The Los Angeles County Museum of Art has received a $25 million donation from one of its trustees as part of a campaign to raise money for a new addition to the facility on Wilshire Boulevard.
The donation, which was officially announced Saturday, comes from Harbor Freight Tools Chief Executive Officer Eric Smidt and his wife, Susan, and will go toward a planned $650 million, 368,000-square-foot building by Swiss architect Peter Zumthor.
“I was born here in Los Angeles and wasn’t exposed to art as a child,” Smidt said in a prepared statement. “When I joined the LACMA board, I realized what I missed in my youth and the wonderful things that can happen when a public museum opens its doors to the community. I feel so lucky now to be able to help open those doors for others, especially kids with the kinds of challenges I had, so they too can benefit from the amazing art here at LACMA and the new worlds it offers.’
Smidt, whose family struggled to care for his ailing mother, spent part of his childhood in an orphanage, found high school challenging and finally moved out on his own at age 16.
In his early 20s, Smidt and his father co-founded what is now Harbor Freight Tools, which sells discount tools and equipment. He has served on LACMA’s board of trustees for about 10 years.
His wife praised LACMA’s welcoming atmosphere and how that fits perfectly with the couple’s personal goals.

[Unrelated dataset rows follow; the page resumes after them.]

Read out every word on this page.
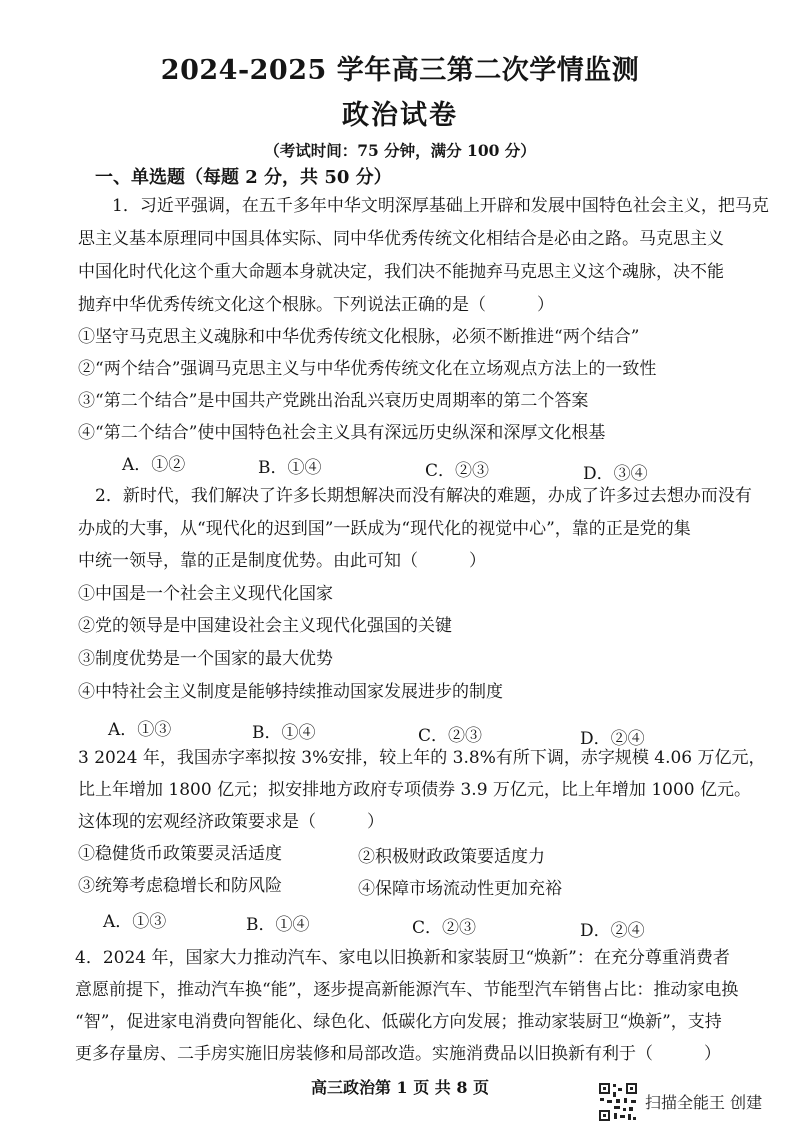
2024-2025 学年高三第二次学情监测
政治试卷
（考试时间：75 分钟，满分 100 分）
一、单选题（每题 2 分，共 50 分）
1．习近平强调，在五千多年中华文明深厚基础上开辟和发展中国特色社会主义，把马克
思主义基本原理同中国具体实际、同中华优秀传统文化相结合是必由之路。马克思主义
中国化时代化这个重大命题本身就决定，我们决不能抛弃马克思主义这个魂脉，决不能
抛弃中华优秀传统文化这个根脉。下列说法正确的是（　　　）
①坚守马克思主义魂脉和中华优秀传统文化根脉，必须不断推进“两个结合”
②“两个结合”强调马克思主义与中华优秀传统文化在立场观点方法上的一致性
③“第二个结合”是中国共产党跳出治乱兴衰历史周期率的第二个答案
④“第二个结合”使中国特色社会主义具有深远历史纵深和深厚文化根基
A．①②	B．①④	C．②③	D．③④
2．新时代，我们解决了许多长期想解决而没有解决的难题，办成了许多过去想办而没有
办成的大事，从“现代化的迟到国”一跃成为“现代化的视觉中心”，靠的正是党的集
中统一领导，靠的正是制度优势。由此可知（　　　）
①中国是一个社会主义现代化国家
②党的领导是中国建设社会主义现代化强国的关键
③制度优势是一个国家的最大优势
④中特社会主义制度是能够持续推动国家发展进步的制度
A．①③	B．①④	C．②③	D．②④
3 2024 年，我国赤字率拟按 3%安排，较上年的 3.8%有所下调，赤字规模 4.06 万亿元，
比上年增加 1800 亿元；拟安排地方政府专项债券 3.9 万亿元，比上年增加 1000 亿元。
这体现的宏观经济政策要求是（　　　）
①稳健货币政策要灵活适度	②积极财政政策要适度力
③统筹考虑稳增长和防风险	④保障市场流动性更加充裕
A．①③	B．①④	C．②③	D．②④
4．2024 年，国家大力推动汽车、家电以旧换新和家装厨卫“焕新”：在充分尊重消费者
意愿前提下，推动汽车换“能”，逐步提高新能源汽车、节能型汽车销售占比：推动家电换
“智”，促进家电消费向智能化、绿色化、低碳化方向发展；推动家装厨卫“焕新”，支持
更多存量房、二手房实施旧房装修和局部改造。实施消费品以旧换新有利于（　　　）
高三政治第 1 页 共 8 页
扫描全能王 创建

LACMA’s openness and accessibility are particularly meaningful to us, as education is one of our passions. We believe that art is education. We want to encourage everyone to take advantage of this wonderful and important community resource, and we hope our support will help LACMA do even more.”
The Smidt donation puts LACMA roughly half-way to its goal when added to other contributions, which include a promised $50-million from Las Vegas resort magnate Elaine Wynn, a $25-million pledge from former Univision Chairman A. Jerrold Perenchio and $125 million from the Los Angeles County Board of Supervisors.
As planned, the proposed Zumthor building will replace four of the museum’s seven buildings and will allow the museum to showcase more of its permanent collection.